Bolívia
Embora o aumento dos impostos de 18% para 50% na Bolívia onere a produção, a Petrobras não deverá sequer reduzir investimentos substancialmente. "Para ser líder regional, o Brasil tem que suportar crises e investir nos países vizinhos", diz analistas.
Embora a lei do gás aprovada na Bolívia onere substancialmente os negócios de petróleo e gás no país, a saída da Petrobras do país andino e mesmo uma redução drástica de investimentos está fora de questão, segundo a opinião do analista do Instituto Brasileiro de Estudos Políticos, João de Castro Neves.
Neves observa que a petroleira brasileira é a maior empresa da Bolívia, responsável por 15% do PIB do país andino e por grande parte da arrecadação de impostos do governo local. Nessa posição, qualquer movimento muito forte da companhia causaria o caos no país e este seria um efeito antagônico a toda a construção da política externa brasileira, que tem como principais objetivos a integração sul-americana e a liderança política e econômica do continente.

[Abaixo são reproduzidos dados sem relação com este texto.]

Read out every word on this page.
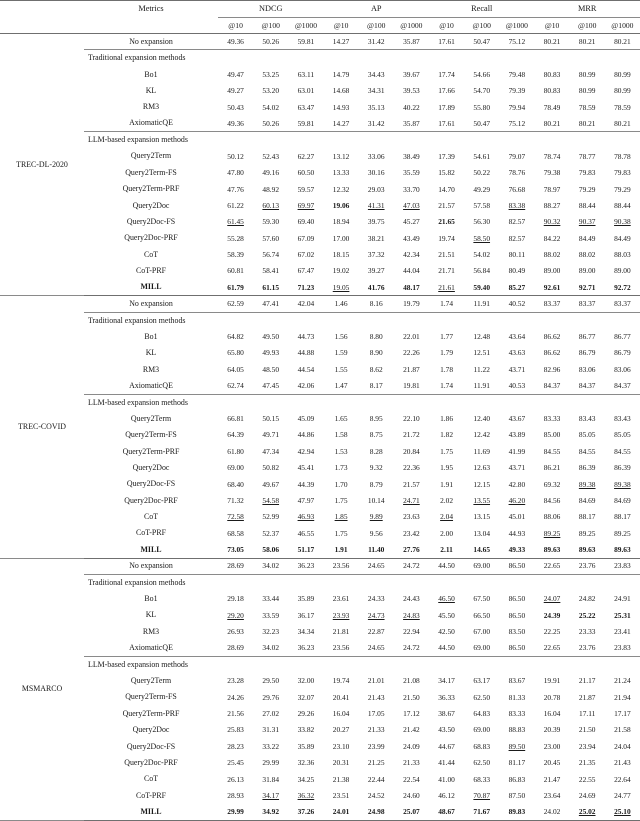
	Metrics	NDCG			AP			Recall			MRR		
		@10	@100	@1000	@10	@100	@1000	@10	@100	@1000	@10	@100	@1000
TREC-DL-2020	No expansion	49.36	50.26	59.81	14.27	31.42	35.87	17.61	50.47	75.12	80.21	80.21	80.21
	Traditional expansion methods												
	Bo1	49.47	53.25	63.11	14.79	34.43	39.67	17.74	54.66	79.48	80.83	80.99	80.99
	KL	49.27	53.20	63.01	14.68	34.31	39.53	17.66	54.70	79.39	80.83	80.99	80.99
	RM3	50.43	54.02	63.47	14.93	35.13	40.22	17.89	55.80	79.94	78.49	78.59	78.59
	AxiomaticQE	49.36	50.26	59.81	14.27	31.42	35.87	17.61	50.47	75.12	80.21	80.21	80.21
	LLM-based expansion methods												
	Query2Term	50.12	52.43	62.27	13.12	33.06	38.49	17.39	54.61	79.07	78.74	78.77	78.78
	Query2Term-FS	47.80	49.16	60.50	13.33	30.16	35.59	15.82	50.22	78.76	79.38	79.83	79.83
	Query2Term-PRF	47.76	48.92	59.57	12.32	29.03	33.70	14.70	49.29	76.68	78.97	79.29	79.29
	Query2Doc	61.22	60.13	69.97	19.06	41.31	47.03	21.57	57.58	83.38	88.27	88.44	88.44
	Query2Doc-FS	61.45	59.30	69.40	18.94	39.75	45.27	21.65	56.30	82.57	90.32	90.37	90.38
	Query2Doc-PRF	55.28	57.60	67.09	17.00	38.21	43.49	19.74	58.50	82.57	84.22	84.49	84.49
	CoT	58.39	56.74	67.02	18.15	37.32	42.34	21.51	54.02	80.11	88.02	88.02	88.03
	CoT-PRF	60.81	58.41	67.47	19.02	39.27	44.04	21.71	56.84	80.49	89.00	89.00	89.00
	MILL	61.79	61.15	71.23	19.05	41.76	48.17	21.61	59.40	85.27	92.61	92.71	92.72
TREC-COVID	No expansion	62.59	47.41	42.04	1.46	8.16	19.79	1.74	11.91	40.52	83.37	83.37	83.37
	Traditional expansion methods												
	Bo1	64.82	49.50	44.73	1.56	8.80	22.01	1.77	12.48	43.64	86.62	86.77	86.77
	KL	65.80	49.93	44.88	1.59	8.90	22.26	1.79	12.51	43.63	86.62	86.79	86.79
	RM3	64.05	48.50	44.54	1.55	8.62	21.87	1.78	11.22	43.71	82.96	83.06	83.06
	AxiomaticQE	62.74	47.45	42.06	1.47	8.17	19.81	1.74	11.91	40.53	84.37	84.37	84.37
	LLM-based expansion methods												
	Query2Term	66.81	50.15	45.09	1.65	8.95	22.10	1.86	12.40	43.67	83.33	83.43	83.43
	Query2Term-FS	64.39	49.71	44.86	1.58	8.75	21.72	1.82	12.42	43.89	85.00	85.05	85.05
	Query2Term-PRF	61.80	47.34	42.94	1.53	8.28	20.84	1.75	11.69	41.99	84.55	84.55	84.55
	Query2Doc	69.00	50.82	45.41	1.73	9.32	22.36	1.95	12.63	43.71	86.21	86.39	86.39
	Query2Doc-FS	68.40	49.67	44.39	1.70	8.79	21.57	1.91	12.15	42.80	69.32	89.38	89.38
	Query2Doc-PRF	71.32	54.58	47.97	1.75	10.14	24.71	2.02	13.55	46.20	84.56	84.69	84.69
	CoT	72.58	52.99	46.93	1.85	9.89	23.63	2.04	13.15	45.01	88.06	88.17	88.17
	CoT-PRF	68.58	52.37	46.55	1.75	9.56	23.42	2.00	13.04	44.93	89.25	89.25	89.25
	MILL	73.05	58.06	51.17	1.91	11.40	27.76	2.11	14.65	49.33	89.63	89.63	89.63
MSMARCO	No expansion	28.69	34.02	36.23	23.56	24.65	24.72	44.50	69.00	86.50	22.65	23.76	23.83
	Traditional expansion methods												
	Bo1	29.18	33.44	35.89	23.61	24.33	24.43	46.50	67.50	86.50	24.07	24.82	24.91
	KL	29.20	33.59	36.17	23.93	24.73	24.83	45.50	66.50	86.50	24.39	25.22	25.31
	RM3	26.93	32.23	34.34	21.81	22.87	22.94	42.50	67.00	83.50	22.25	23.33	23.41
	AxiomaticQE	28.69	34.02	36.23	23.56	24.65	24.72	44.50	69.00	86.50	22.65	23.76	23.83
	LLM-based expansion methods												
	Query2Term	23.28	29.50	32.00	19.74	21.01	21.08	34.17	63.17	83.67	19.91	21.17	21.24
	Query2Term-FS	24.26	29.76	32.07	20.41	21.43	21.50	36.33	62.50	81.33	20.78	21.87	21.94
	Query2Term-PRF	21.56	27.02	29.26	16.04	17.05	17.12	38.67	64.83	83.33	16.04	17.11	17.17
	Query2Doc	25.83	31.31	33.82	20.27	21.33	21.42	43.50	69.00	88.83	20.39	21.50	21.58
	Query2Doc-FS	28.23	33.22	35.89	23.10	23.99	24.09	44.67	68.83	89.50	23.00	23.94	24.04
	Query2Doc-PRF	25.45	29.99	32.36	20.31	21.25	21.33	41.44	62.50	81.17	20.45	21.35	21.43
	CoT	26.13	31.84	34.25	21.38	22.44	22.54	41.00	68.33	86.83	21.47	22.55	22.64
	CoT-PRF	28.93	34.17	36.32	23.51	24.52	24.60	46.12	70.87	87.50	23.64	24.69	24.77
	MILL	29.99	34.92	37.26	24.01	24.98	25.07	48.67	71.67	89.83	24.02	25.02	25.10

"O Brasil, que pretende ser líder regional, tem que arcar com os custos dessa liderança. No caso da Bolívia, o país pode até reduzir investimentos, mas a liderança política regional também supõe suportar as crises e investir nos países vizinhos", explica Neves.
O analista destaca, ainda, que no caso da Bolívia, além do aumento de impostos de 18% para 50%, a incerteza permanece na região. O partido do líder cocalero Evo Morales, o MAS (Movimiento al Socialismo), ainda considera pouco o aumento concedido. O objetivo do partido de Morales é estatizar as reservas. Depois eles encontrarão uma forma de transformar esse lucro do petróleo em riqueza.
Os movimentos indígenas tem se tornado muito fortes nos países andinos, principalmente Bolívia e Equador. Esses movimentos sociais, calcados na insatisfação devido a uma grande desigualdade econômica, adotam políticas radicais e ao longo dos últimos anos têm deposto todos os governos que não atendia a suas reivindicações.